Will the socialist revolution in Cuba survive capitalist encirclement and hostility? Castro remains firm, and at the same time is realistically frank: “The Yankees can’t destroy this revolutionary process, because we have an entire nation that’s learned to handle weapons, an entire nation that despite our errors, has such a high degree of culture, knowledge and awareness that it will never, ever again allow this country to become a colony of theirs.”
“But this country can self-destruct, can destroy itself … if we are not capable of correcting our errors” (referring to “theft” and “diversions’ of funds, and the enrichment of a few during the ‘special period’ that followed the collapse of the USSR).
The answer, which speaks to the question of future leadership, Fidel provides with his customary passion and clarity: “There will be greater and greater participation, and we will be a nation of a holistic, unified general culture. [Jose] Marti said, ‘Being cultured is the only way to be free.’ Without culture, freedom is not possible.”
To this, let us add that the extension of the socialist revolution across Latin America today is the best hope for the realization of that prescription, for Cuba, and for the world.
“Fidel Castro, My Life” is a worthy substitute for an autobiography by the life-long leader of the healthiest revolution on Earth that has overthrown capitalist minority rule.
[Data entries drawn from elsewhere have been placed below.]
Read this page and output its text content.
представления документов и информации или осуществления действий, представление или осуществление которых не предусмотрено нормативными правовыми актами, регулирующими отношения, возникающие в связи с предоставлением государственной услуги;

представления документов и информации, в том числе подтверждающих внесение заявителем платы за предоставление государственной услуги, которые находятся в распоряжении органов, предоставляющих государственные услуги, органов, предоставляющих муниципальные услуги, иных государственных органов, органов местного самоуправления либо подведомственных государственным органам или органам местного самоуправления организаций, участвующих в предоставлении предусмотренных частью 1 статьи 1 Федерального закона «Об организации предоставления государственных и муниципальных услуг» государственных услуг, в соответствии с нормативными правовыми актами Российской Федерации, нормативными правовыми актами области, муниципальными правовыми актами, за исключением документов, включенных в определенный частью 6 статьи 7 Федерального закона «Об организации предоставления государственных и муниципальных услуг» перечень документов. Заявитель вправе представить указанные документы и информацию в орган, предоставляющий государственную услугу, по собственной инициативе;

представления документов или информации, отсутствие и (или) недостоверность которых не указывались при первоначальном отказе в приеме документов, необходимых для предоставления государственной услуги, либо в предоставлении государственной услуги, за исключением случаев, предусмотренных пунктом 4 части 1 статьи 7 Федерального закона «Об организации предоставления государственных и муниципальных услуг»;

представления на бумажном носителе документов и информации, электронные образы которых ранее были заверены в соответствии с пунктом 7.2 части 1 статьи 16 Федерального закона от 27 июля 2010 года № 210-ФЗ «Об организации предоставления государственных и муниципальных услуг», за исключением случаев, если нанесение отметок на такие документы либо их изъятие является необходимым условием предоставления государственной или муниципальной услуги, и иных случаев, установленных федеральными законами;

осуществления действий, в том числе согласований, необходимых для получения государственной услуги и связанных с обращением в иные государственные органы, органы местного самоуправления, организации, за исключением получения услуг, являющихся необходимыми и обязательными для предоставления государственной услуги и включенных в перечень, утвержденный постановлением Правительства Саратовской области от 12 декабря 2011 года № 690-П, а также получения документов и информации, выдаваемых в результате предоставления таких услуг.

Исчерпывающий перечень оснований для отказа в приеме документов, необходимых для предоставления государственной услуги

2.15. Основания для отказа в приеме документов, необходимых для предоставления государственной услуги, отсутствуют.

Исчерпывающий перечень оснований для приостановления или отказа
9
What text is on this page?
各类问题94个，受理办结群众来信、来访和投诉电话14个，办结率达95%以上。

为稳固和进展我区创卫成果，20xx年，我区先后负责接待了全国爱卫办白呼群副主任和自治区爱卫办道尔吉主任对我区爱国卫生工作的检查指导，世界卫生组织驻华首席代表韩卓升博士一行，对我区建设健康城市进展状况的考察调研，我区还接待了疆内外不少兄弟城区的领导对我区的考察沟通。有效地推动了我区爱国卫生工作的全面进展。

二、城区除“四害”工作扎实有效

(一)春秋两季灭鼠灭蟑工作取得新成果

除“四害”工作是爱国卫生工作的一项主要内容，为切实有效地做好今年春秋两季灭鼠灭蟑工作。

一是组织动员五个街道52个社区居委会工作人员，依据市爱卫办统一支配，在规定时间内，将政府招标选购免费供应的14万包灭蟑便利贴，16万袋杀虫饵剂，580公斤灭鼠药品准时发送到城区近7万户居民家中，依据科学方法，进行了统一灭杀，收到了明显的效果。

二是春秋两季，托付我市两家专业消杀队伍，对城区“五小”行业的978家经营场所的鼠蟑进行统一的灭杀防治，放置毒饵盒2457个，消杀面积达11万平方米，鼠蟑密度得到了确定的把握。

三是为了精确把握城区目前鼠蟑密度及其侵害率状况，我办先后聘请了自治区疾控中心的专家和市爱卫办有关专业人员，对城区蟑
As the leading architect of the Cuban workers’ state, as its mentor and now eminence-grise, Fidel deserves the deepest admiration of the world. This book amply shows why.
It provides excellent subject and explanatory notes, a detailed chronology of Cuban and world events (1926-2007), and dozens of historically significant photos. It closes with Fidel’s retirement from public office for medical reasons, indicating that his active participation in the ‘battle of ideas’ continues.
If you have any doubt, read “Reflections of Fidel”, the comandante’s regular column in the Cuban daily press, translated and reproduced on countless websites worldwide. But don’t miss out on the inspiring and comprehensive context provided by “Fidel Castro, My Life”.